How to Use the Accelerator in an Automatic Car

Learning how to use the accelerator in an automatic car takes time and practice. Practice in as many varied conditions as you can to gain the maximum experience.

From the two foot pedals, the accelerator is usually the smaller of the two and is the pedal on the right side that’s operated with your right foot.

When driving, always wear shoes that will provide you with the best control of the vehicle. Shoes should be secure and not at risk of slipping off and ideally have a reasonably thin sole. A thin sole will enable you to better sense how much pressure you’re applying to the foot pedals. Let’s start off with foot position.

Proper Foot Position

For optimal control over the accelerator pedal, rest the heel of your right foot onto the floor and press the the pedal using the ball of your foot.

How to use the accelerator pedal in an automatic car

The best foot position for operating the accelerator pedal in your automatic car should be to rest the heel of your right foot on the floor and press the peal using the ball of your foot.

We’ll now explain some other situations where you’ll need to learn how to use the accelerator pedal, specifically using an automatic car. The accelerator pedal is also called the ‘throttle’, or the ‘gas pedal’.

Moving Off from a Stationary Position

The great thing about automatic cars is that they don’t stall and they don’t have a manual clutch that you need to learn. Moving off from a stationary position on a level road is a simple procedure that requires applying the foot brake with your right foot, selecting drive (D) on the gear selector, releasing the parking brake and applying gently pressure to the accelerator pedal.
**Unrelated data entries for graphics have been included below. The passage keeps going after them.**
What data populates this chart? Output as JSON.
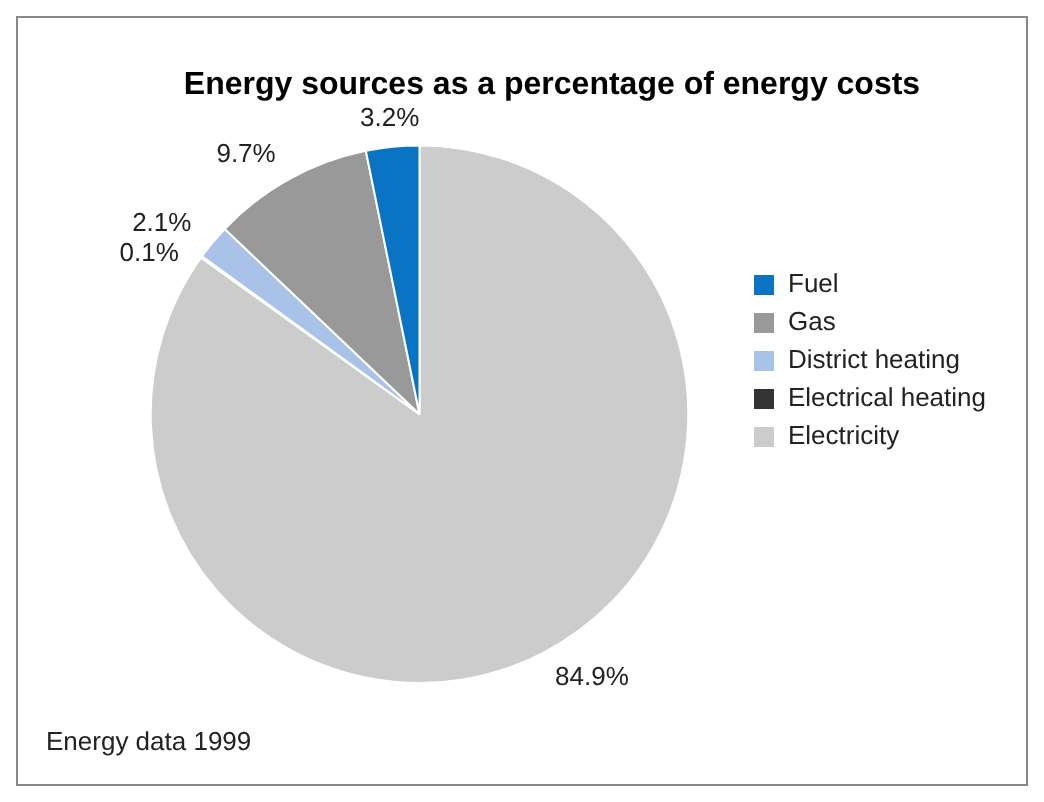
{
  "chart_data": {
    "type": "pie",
    "title": "Energy sources as a percentage of energy costs",
    "categories": [
      "Fuel",
      "Gas",
      "District heating",
      "Electrical heating",
      "Electricity"
    ],
    "values": [
      3.2,
      9.7,
      2.1,
      0.1,
      84.9
    ],
    "value_labels": [
      "3.2%",
      "9.7%",
      "2.1%",
      "0.1%",
      "84.9%"
    ],
    "colors": [
      "#0a74c4",
      "#999999",
      "#a9c3e8",
      "#333333",
      "#cccccc"
    ],
    "legend": "right",
    "annotations": [
      "Energy data 1999"
    ]
  }
}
Accelerator pedals are very sensitive, so only apply a small amount of pressure. Ease n’ squeeze until you’ve reached the desired speed, then release some pressure from the gas pedal to maintain a steady speed.

Moving Off on a Hill

Moving off on a hill can be a little more challenging, but is still a considerably easier process in an automatic car. During a driving test, there’s a very good chance that the examiner will want to see you safely complete a hill start.
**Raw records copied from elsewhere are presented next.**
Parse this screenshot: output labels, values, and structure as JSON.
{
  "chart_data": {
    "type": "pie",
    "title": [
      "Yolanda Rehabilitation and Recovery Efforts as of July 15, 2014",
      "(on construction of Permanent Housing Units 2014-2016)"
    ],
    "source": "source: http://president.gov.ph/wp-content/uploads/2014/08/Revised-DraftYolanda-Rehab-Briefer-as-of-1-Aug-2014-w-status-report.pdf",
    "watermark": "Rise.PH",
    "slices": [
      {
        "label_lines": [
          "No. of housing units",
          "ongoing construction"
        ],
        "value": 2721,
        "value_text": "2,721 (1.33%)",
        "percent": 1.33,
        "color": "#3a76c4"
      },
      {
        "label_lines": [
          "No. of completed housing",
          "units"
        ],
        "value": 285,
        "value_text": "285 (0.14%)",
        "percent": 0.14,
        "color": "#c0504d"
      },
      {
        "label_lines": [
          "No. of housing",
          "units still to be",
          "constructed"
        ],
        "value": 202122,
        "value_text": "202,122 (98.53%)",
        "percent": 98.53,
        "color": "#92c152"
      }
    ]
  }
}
A hill start is similar to moving off as normal; from a parked position and assuming you have the parking brake on, select drive on the gear selector and apply a little pressure to the accelerator pedal. If you have a rev counter, around 1500 RPM or so will be fine. You should also feel and perhaps hear the car straining to move forward. Now release the parking brake and apply a little more pressure to the gas pedal.

Driving Round Corners

Most modern cars come equipped with stability features that automatically help to prevent loss of control. Even with these safety features, you should be cautious applying too much throttle when traveling around corners. Cars are at their most stable when going in a straight line.

When you drive around bends, due to momentum your car essentially wants to continue in a straight line – it’s only the grip of your front tyres on the road that allows it to follow the road. If you start accelerating while going round a corner, the weight of your car shifts to the back meaning there’s less grip on the front tyres.
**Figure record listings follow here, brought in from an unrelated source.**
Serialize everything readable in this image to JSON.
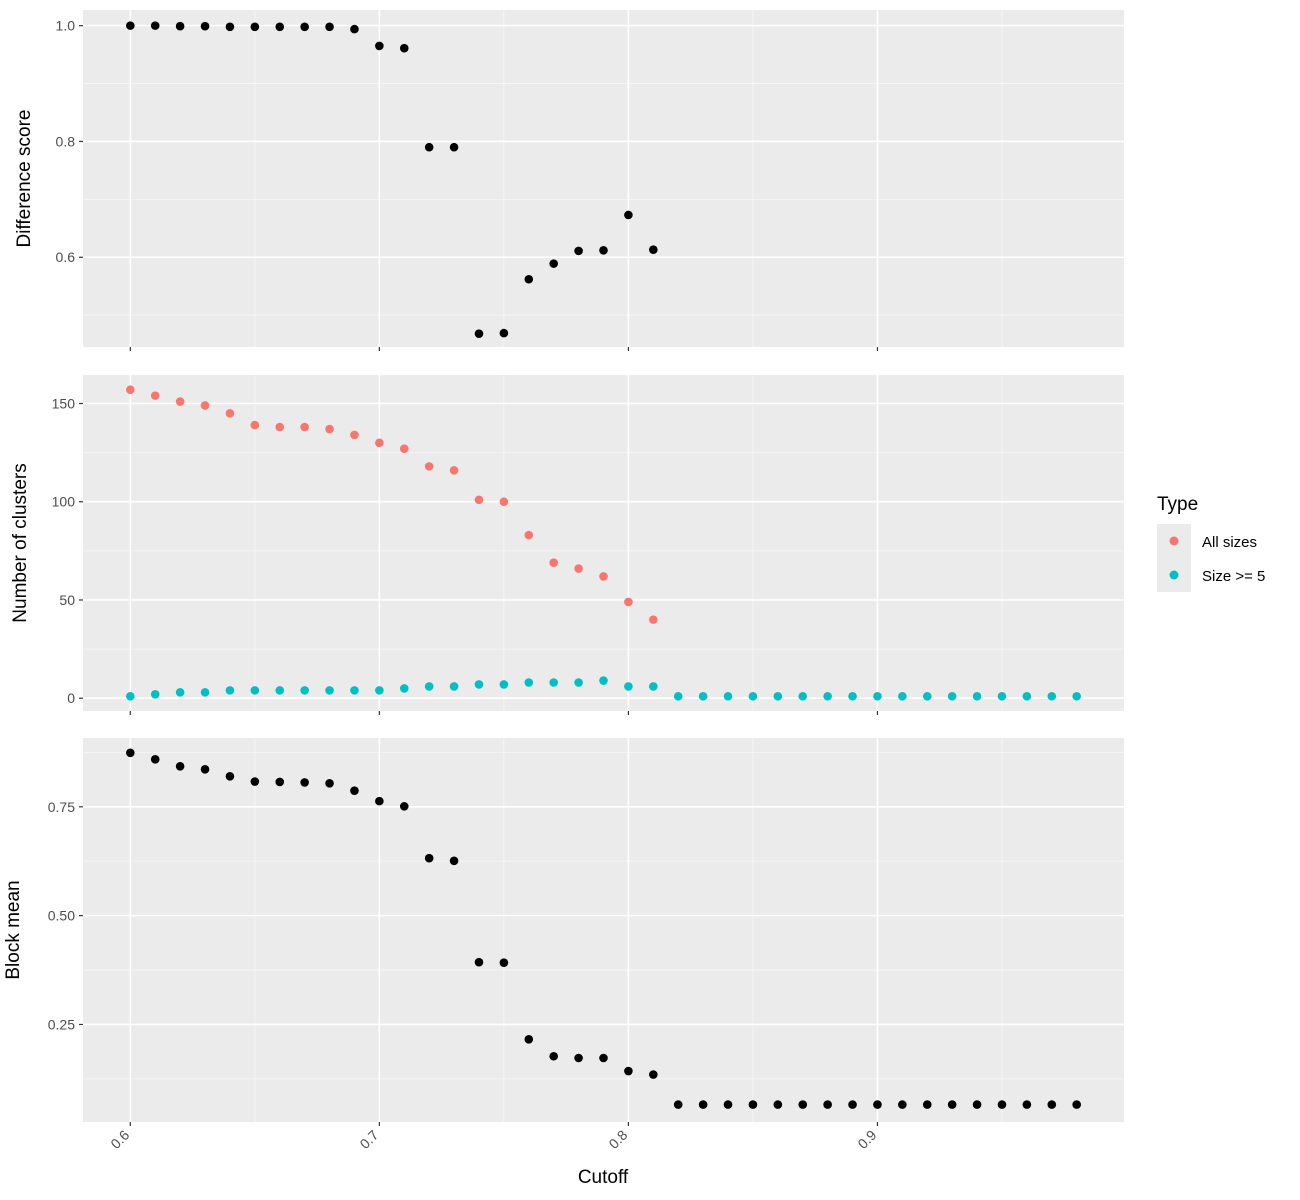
{
  "colors": {
    "panel_bg": "#ebebeb",
    "grid_major": "#ffffff",
    "grid_minor": "#f7f7f7",
    "tick": "#333333",
    "series_black": "#000000",
    "all_sizes": "#f8766d",
    "size_ge_5": "#00bfc4"
  },
  "legend": {
    "title": "Type",
    "items": [
      {
        "label": "All sizes",
        "color": "#f8766d"
      },
      {
        "label": "Size >= 5",
        "color": "#00bfc4"
      }
    ]
  },
  "chart_data": [
    {
      "type": "scatter",
      "ylabel": "Difference score",
      "xlim": [
        0.581,
        0.999
      ],
      "ylim": [
        0.445,
        1.027
      ],
      "yticks": [
        {
          "v": 0.6,
          "label": "0.6"
        },
        {
          "v": 0.8,
          "label": "0.8"
        },
        {
          "v": 1.0,
          "label": "1.0"
        }
      ],
      "series": [
        {
          "color": "#000000",
          "x": [
            0.6,
            0.61,
            0.62,
            0.63,
            0.64,
            0.65,
            0.66,
            0.67,
            0.68,
            0.69,
            0.7,
            0.71,
            0.72,
            0.73,
            0.74,
            0.75,
            0.76,
            0.77,
            0.78,
            0.79,
            0.8,
            0.81
          ],
          "y": [
            1.0,
            1.0,
            0.999,
            0.999,
            0.998,
            0.998,
            0.998,
            0.998,
            0.998,
            0.994,
            0.965,
            0.961,
            0.79,
            0.79,
            0.468,
            0.469,
            0.562,
            0.589,
            0.611,
            0.612,
            0.673,
            0.613
          ]
        }
      ]
    },
    {
      "type": "scatter",
      "ylabel": "Number of clusters",
      "xlim": [
        0.581,
        0.999
      ],
      "ylim": [
        -6.5,
        164.5
      ],
      "yticks": [
        {
          "v": 0,
          "label": "0"
        },
        {
          "v": 50,
          "label": "50"
        },
        {
          "v": 100,
          "label": "100"
        },
        {
          "v": 150,
          "label": "150"
        }
      ],
      "series": [
        {
          "name": "All sizes",
          "color": "#f8766d",
          "x": [
            0.6,
            0.61,
            0.62,
            0.63,
            0.64,
            0.65,
            0.66,
            0.67,
            0.68,
            0.69,
            0.7,
            0.71,
            0.72,
            0.73,
            0.74,
            0.75,
            0.76,
            0.77,
            0.78,
            0.79,
            0.8,
            0.81
          ],
          "y": [
            157,
            154,
            151,
            149,
            145,
            139,
            138,
            138,
            137,
            134,
            130,
            127,
            118,
            116,
            101,
            100,
            83,
            69,
            66,
            62,
            49,
            40
          ]
        },
        {
          "name": "Size >= 5",
          "color": "#00bfc4",
          "x": [
            0.6,
            0.61,
            0.62,
            0.63,
            0.64,
            0.65,
            0.66,
            0.67,
            0.68,
            0.69,
            0.7,
            0.71,
            0.72,
            0.73,
            0.74,
            0.75,
            0.76,
            0.77,
            0.78,
            0.79,
            0.8,
            0.81,
            0.82,
            0.83,
            0.84,
            0.85,
            0.86,
            0.87,
            0.88,
            0.89,
            0.9,
            0.91,
            0.92,
            0.93,
            0.94,
            0.95,
            0.96,
            0.97,
            0.98
          ],
          "y": [
            1,
            2,
            3,
            3,
            4,
            4,
            4,
            4,
            4,
            4,
            4,
            5,
            6,
            6,
            7,
            7,
            8,
            8,
            8,
            9,
            6,
            6,
            1,
            1,
            1,
            1,
            1,
            1,
            1,
            1,
            1,
            1,
            1,
            1,
            1,
            1,
            1,
            1,
            1
          ]
        }
      ]
    },
    {
      "type": "scatter",
      "ylabel": "Block mean",
      "xlabel": "Cutoff",
      "xlim": [
        0.581,
        0.999
      ],
      "ylim": [
        0.026,
        0.908
      ],
      "xticks": [
        {
          "v": 0.6,
          "label": "0.6"
        },
        {
          "v": 0.7,
          "label": "0.7"
        },
        {
          "v": 0.8,
          "label": "0.8"
        },
        {
          "v": 0.9,
          "label": "0.9"
        }
      ],
      "yticks": [
        {
          "v": 0.25,
          "label": "0.25"
        },
        {
          "v": 0.5,
          "label": "0.50"
        },
        {
          "v": 0.75,
          "label": "0.75"
        }
      ],
      "series": [
        {
          "color": "#000000",
          "x": [
            0.6,
            0.61,
            0.62,
            0.63,
            0.64,
            0.65,
            0.66,
            0.67,
            0.68,
            0.69,
            0.7,
            0.71,
            0.72,
            0.73,
            0.74,
            0.75,
            0.76,
            0.77,
            0.78,
            0.79,
            0.8,
            0.81,
            0.82,
            0.83,
            0.84,
            0.85,
            0.86,
            0.87,
            0.88,
            0.89,
            0.9,
            0.91,
            0.92,
            0.93,
            0.94,
            0.95,
            0.96,
            0.97,
            0.98
          ],
          "y": [
            0.874,
            0.859,
            0.843,
            0.836,
            0.82,
            0.808,
            0.807,
            0.806,
            0.804,
            0.787,
            0.763,
            0.751,
            0.632,
            0.626,
            0.393,
            0.392,
            0.216,
            0.177,
            0.173,
            0.173,
            0.143,
            0.135,
            0.066,
            0.066,
            0.066,
            0.066,
            0.066,
            0.066,
            0.066,
            0.066,
            0.066,
            0.066,
            0.066,
            0.066,
            0.066,
            0.066,
            0.066,
            0.066,
            0.066
          ]
        }
      ]
    }
  ]
}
Always lose any excess speed before you enter a corner and only use the accelerator slightly to maintain your current speed. This is even more important if the roads are wet.

Eco-Driving

Eco-driving stands for economical driving and is a driving style that’s intended to save fuel, reduce wear on your vehicle and is more environmentally friendly due to less toxic exhaust emissions being produced.

You wont specifically fail a driving test if you don’t demonstrate eco-driving, but a smooth drive whilst considering your fuel consumption and the environment will certainly be pleasing for the examiner.

Consider your use of the accelerator when slowing down or stopping. If you see traffic slowing down or stopping on the road ahead, rather than keeping your foot on the gas pedal, then coming off it and straight onto the brake to slow down, ease off the accelerator to allow your car to slow down using engine braking. Engine braking is where the car slows itself down when you come off the gas pedal.

This requires good anticipation of traffic events happening ahead, but using this technique means you’ll spend less time on the accelerator saving you money on fuel and less time on the brakes, causing less wear on the brake pads.

Fast Acceleration

On occasions we may require fast acceleration for example; getting up to speed on a dual carriageway slip road or overtaking another vehicle.

To accelerate a faster rate than normal, it usually requires changing down a gear or two. On automatic cars, this is easily achieved by sharply pressing down the accelerator pedal. This is called ‘kick-down’ and simply requires you to quickly push the accelerator all the way down to the floor. The transmission will respond to this action and automatically select the appropriate lower gear for the best acceleration.